O principal mérito desta abordagem diz respeito à compreensão de seu personagem enquanto ponto de partida, mas não um ponto final. Através da presença metafórica do artista, o cineasta discute a evolução do teatro brasileiro, sua afronta aos costumes, as especificidades da atuação no cinema e na televisão. Pizzini foge à obrigação de investigar sua vida pessoal e elencar as principais peças e passagens de vida, preferindo se concentrar numa jornada metalinguística em que a arte reflete sobre sua própria linguagem, além de seus limites e potencialidades. Discute-se as diferenças das plateias de televisão e teatro, além do papel que cada uma delas ocupa no imaginário brasileiro. O belo roteiro propõe uma leitura cruzada: a evolução de Ziembinski se torna indissociável da história do nosso teatro. Ao longo da narrativa, eles evoluem juntos, sem que o protagonista seja elevado a um patamar superior àquele de sua arte. Em oposição a tantas homenagens dedicadas a rasgar elogios, este documentário se mostra mais preocupado em compreender a influência do polonês na arte brasileira. A direção assume a postura de pesquisador, ao invés de fã.

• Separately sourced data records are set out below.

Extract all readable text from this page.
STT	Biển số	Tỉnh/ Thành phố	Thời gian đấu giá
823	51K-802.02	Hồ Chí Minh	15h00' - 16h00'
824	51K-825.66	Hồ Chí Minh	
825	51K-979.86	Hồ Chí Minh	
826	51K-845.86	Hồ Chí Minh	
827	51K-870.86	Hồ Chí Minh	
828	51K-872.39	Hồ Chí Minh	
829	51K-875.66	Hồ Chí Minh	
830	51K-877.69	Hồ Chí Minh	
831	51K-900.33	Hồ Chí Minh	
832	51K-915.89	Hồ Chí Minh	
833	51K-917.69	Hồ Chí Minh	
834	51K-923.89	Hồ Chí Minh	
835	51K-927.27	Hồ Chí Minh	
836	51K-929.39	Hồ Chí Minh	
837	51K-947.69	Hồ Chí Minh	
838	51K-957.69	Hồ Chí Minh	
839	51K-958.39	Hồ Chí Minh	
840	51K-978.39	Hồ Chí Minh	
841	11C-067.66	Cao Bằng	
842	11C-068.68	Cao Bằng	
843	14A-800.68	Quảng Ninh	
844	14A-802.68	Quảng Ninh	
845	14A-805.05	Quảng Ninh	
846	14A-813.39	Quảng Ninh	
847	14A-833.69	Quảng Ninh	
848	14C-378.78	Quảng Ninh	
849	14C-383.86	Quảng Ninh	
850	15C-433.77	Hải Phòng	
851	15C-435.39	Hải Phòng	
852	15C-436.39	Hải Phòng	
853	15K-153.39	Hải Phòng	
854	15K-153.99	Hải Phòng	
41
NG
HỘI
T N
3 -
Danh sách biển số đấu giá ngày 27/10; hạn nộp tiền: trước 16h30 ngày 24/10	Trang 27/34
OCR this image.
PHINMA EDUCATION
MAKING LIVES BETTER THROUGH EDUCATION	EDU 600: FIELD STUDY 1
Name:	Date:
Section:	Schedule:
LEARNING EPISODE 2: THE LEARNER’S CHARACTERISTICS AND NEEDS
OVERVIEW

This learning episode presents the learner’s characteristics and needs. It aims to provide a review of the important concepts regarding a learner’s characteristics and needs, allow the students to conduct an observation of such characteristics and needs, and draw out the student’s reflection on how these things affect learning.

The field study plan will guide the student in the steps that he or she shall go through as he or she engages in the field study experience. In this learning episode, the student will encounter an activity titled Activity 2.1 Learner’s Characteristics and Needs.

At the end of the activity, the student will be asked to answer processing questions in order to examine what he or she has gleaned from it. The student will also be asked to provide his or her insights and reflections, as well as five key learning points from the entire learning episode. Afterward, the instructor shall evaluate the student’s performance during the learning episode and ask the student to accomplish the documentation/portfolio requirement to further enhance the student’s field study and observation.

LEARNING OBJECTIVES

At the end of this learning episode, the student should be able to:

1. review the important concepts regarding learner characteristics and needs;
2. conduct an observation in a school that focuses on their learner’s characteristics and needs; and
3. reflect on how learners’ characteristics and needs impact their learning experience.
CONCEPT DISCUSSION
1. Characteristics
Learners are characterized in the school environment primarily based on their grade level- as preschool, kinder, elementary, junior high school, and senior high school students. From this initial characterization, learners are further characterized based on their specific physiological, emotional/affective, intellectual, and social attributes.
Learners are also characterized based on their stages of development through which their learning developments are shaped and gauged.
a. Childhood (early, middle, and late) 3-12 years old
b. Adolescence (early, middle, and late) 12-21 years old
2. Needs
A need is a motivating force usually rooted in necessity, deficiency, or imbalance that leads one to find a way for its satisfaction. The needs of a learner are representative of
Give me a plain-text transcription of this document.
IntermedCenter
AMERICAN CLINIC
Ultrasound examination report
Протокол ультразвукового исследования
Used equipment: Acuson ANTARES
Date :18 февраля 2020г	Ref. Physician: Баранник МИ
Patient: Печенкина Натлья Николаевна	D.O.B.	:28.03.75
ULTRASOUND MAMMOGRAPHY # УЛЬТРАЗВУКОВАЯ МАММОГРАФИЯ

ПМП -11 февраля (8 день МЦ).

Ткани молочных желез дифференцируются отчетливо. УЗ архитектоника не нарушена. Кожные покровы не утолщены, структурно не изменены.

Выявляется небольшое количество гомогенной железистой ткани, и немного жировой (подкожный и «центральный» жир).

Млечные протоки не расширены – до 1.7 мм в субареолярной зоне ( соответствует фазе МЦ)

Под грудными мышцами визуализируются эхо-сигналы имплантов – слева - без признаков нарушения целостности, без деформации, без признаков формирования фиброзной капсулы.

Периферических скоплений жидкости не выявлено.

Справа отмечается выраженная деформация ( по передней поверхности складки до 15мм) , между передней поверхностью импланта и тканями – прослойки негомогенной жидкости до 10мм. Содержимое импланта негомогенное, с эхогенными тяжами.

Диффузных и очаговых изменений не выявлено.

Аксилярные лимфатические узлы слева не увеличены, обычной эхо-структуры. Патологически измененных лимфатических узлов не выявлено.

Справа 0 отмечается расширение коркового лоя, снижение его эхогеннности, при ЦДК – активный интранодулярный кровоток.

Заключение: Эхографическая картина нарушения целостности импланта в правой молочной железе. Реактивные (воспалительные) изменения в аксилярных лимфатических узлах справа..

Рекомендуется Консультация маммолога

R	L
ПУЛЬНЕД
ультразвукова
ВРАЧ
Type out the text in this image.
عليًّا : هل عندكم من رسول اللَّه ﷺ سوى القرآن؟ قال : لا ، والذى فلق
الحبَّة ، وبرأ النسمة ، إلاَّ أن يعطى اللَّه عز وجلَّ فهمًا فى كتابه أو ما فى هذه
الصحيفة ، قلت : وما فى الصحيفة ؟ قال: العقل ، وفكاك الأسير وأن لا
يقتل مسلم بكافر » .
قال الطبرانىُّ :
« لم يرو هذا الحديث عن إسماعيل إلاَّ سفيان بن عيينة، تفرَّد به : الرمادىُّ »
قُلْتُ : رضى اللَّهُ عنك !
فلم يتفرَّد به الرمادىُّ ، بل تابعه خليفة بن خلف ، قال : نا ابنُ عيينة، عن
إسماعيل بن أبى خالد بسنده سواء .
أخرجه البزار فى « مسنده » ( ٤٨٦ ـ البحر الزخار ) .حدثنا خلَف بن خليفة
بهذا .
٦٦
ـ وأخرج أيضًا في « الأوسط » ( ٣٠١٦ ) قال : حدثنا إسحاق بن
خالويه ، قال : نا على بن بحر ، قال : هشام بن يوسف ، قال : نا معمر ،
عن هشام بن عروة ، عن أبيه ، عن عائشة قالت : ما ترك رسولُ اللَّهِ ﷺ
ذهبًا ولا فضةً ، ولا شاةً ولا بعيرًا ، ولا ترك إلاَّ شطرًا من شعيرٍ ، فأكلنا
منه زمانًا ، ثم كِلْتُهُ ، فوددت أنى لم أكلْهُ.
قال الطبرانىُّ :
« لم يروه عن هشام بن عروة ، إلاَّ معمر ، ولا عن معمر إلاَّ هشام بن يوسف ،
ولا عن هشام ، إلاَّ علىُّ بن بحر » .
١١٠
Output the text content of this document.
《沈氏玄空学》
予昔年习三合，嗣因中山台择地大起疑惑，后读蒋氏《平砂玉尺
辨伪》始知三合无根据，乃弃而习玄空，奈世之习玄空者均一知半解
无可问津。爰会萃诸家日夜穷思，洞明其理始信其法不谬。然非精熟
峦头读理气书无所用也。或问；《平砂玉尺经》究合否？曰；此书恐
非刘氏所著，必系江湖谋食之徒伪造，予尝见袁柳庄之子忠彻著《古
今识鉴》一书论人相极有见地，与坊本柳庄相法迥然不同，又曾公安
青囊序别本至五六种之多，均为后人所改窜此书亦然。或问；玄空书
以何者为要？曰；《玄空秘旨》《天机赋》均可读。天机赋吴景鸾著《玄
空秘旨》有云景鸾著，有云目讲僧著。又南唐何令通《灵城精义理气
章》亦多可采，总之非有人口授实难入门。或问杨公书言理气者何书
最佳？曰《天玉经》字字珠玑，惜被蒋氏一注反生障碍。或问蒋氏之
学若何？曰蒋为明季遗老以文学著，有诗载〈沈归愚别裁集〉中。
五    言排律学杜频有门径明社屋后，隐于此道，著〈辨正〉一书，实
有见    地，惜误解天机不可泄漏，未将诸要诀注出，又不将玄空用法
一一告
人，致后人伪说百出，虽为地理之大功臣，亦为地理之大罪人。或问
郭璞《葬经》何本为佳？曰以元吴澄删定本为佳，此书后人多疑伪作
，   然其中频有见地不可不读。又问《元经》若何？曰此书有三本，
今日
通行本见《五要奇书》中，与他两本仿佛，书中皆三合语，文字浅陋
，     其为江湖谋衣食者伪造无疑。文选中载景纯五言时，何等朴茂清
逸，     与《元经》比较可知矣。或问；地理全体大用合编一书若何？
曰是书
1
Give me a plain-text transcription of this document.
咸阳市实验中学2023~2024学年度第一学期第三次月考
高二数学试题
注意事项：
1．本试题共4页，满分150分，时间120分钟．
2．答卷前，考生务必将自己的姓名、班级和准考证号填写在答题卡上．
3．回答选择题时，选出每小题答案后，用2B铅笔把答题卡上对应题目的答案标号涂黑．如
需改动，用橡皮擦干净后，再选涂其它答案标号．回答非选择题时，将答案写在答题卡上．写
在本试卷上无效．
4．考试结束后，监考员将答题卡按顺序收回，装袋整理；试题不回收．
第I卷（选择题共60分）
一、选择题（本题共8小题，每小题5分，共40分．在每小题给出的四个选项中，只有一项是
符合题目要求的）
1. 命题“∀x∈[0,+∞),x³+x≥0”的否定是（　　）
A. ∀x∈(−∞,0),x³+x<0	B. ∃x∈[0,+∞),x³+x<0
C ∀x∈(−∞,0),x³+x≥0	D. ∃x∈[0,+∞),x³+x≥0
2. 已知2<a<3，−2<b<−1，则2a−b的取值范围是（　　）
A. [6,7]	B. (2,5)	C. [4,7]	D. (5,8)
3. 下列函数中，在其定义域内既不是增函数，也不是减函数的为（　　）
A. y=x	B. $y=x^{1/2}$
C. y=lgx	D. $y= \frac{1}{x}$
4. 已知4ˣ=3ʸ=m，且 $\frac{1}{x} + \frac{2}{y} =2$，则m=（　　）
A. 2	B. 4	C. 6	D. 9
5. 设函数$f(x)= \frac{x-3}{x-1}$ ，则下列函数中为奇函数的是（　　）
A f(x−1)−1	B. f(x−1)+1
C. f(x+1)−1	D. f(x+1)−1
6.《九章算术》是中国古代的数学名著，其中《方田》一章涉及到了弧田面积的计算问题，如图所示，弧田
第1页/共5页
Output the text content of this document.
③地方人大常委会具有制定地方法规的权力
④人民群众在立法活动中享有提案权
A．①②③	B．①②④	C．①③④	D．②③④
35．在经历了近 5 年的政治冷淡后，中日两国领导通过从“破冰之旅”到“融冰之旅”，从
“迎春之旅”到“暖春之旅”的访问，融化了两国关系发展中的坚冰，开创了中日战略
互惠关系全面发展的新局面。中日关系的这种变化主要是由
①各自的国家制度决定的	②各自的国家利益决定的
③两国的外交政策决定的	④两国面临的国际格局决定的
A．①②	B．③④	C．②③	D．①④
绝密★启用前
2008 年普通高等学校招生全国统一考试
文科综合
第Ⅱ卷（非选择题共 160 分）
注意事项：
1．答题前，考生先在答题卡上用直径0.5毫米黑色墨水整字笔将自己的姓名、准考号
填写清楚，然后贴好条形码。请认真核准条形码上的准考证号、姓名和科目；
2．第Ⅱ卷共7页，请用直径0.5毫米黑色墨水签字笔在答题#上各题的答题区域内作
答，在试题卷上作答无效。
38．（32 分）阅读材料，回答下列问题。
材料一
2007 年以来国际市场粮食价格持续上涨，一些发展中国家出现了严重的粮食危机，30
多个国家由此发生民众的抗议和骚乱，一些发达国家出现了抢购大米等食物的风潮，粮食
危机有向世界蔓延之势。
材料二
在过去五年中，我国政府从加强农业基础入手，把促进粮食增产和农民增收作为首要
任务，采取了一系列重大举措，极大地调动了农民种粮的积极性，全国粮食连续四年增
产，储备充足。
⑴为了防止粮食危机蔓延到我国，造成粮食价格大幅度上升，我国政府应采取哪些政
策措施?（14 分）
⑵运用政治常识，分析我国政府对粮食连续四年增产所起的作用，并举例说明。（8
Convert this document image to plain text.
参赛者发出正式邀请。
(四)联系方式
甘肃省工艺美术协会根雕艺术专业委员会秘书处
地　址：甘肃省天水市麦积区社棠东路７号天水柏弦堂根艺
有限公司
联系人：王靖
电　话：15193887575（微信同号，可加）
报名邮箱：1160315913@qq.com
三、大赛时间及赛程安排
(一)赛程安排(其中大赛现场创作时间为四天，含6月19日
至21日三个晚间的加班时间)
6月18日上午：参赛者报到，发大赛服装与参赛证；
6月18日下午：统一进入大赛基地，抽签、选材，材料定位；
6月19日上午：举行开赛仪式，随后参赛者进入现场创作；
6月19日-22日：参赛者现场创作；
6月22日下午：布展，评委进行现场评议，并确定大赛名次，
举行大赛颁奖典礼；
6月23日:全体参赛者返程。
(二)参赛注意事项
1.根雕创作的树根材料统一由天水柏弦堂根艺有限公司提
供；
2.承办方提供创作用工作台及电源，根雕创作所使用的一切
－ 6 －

Em paralelo, Zimba traz uma montagem excepcional pela capacidade de combinar criativamente materiais de arquivo, entrevistas, encenações, gravações contemporâneas e trechos de filmes da época. Quando o ator menciona sua lembrança de minas de sal, a imagens busca referências de minas em ficções. A vida familiar também se cola a trechos não referentes de produções brasileiras. Já as sequências de obras polonesas, entre filmes e projetos para a televisão, são apresentadas sem o uso de legendas, de modo que o espectador distante da língua polonesa se atente somente ao trabalho corporal de Ziembinski. O resgate de peças clássicas de Nelson Rodrigues, encenadas sobre palcos contemporâneos para o documentário, constituem uma ótima maneira de navegar entre as fronteiras do cinema e do teatro: por um lado, o espetáculo existe apenas para a filmagem cinematográfica, sem a existência de uma plateia no local. Por outro lado, preserva o estilo do dramaturgo e a disposição cênica de sua versão original. A montadora Idê Lacreta proporciona um fluxo criativo: evitando a somatória de elementos pré-disponíveis, a cadência se encontra em permanente estado de criação própria. Pizzini e Ziembinski formam uma inesperada parceria.
Por fim, o cineasta propõe uma incursão no território intermediário entre as biografias acadêmicas, do tipo linear e evocativo, e os documentários abstratos, de pouco alcance junto ao público médio. Zimba aproxima-se de uma construção passível de apreciação tanto pelas plateias populares quanto pela crítica especializada. Embora as esperadas entrevistas, gravações dos anos 1950-1970 e fragmentos políticos estejam presentes, eles surpreendem pela maneira como são apresentados em termos de ritmo, ordem e associação entre imagens. O espectador conhecerá algumas passagens relevantes da trajetória do polonês, no entanto, terá sobretudo uma investigação do encontro entre culturas e da evolução das artes cênicas. O documentário se descola da aparência de aula ou palestra sobre seu tema, propondo uma reflexão ampla a respeito de movimentos históricos, sem ditar o certo nem o errado, sem dizer a quem louvar ou detestar. Utilizando os conceitos de teóricos que estabelecem a diferenciação entre informação e conhecimento, pode-se dizer que este filme parte de informações em busca de conhecimento. Os fatos jamais constituem um fim em si mesmos, e a produção possui valor autônomo para além do resgate de uma personalidade adorada.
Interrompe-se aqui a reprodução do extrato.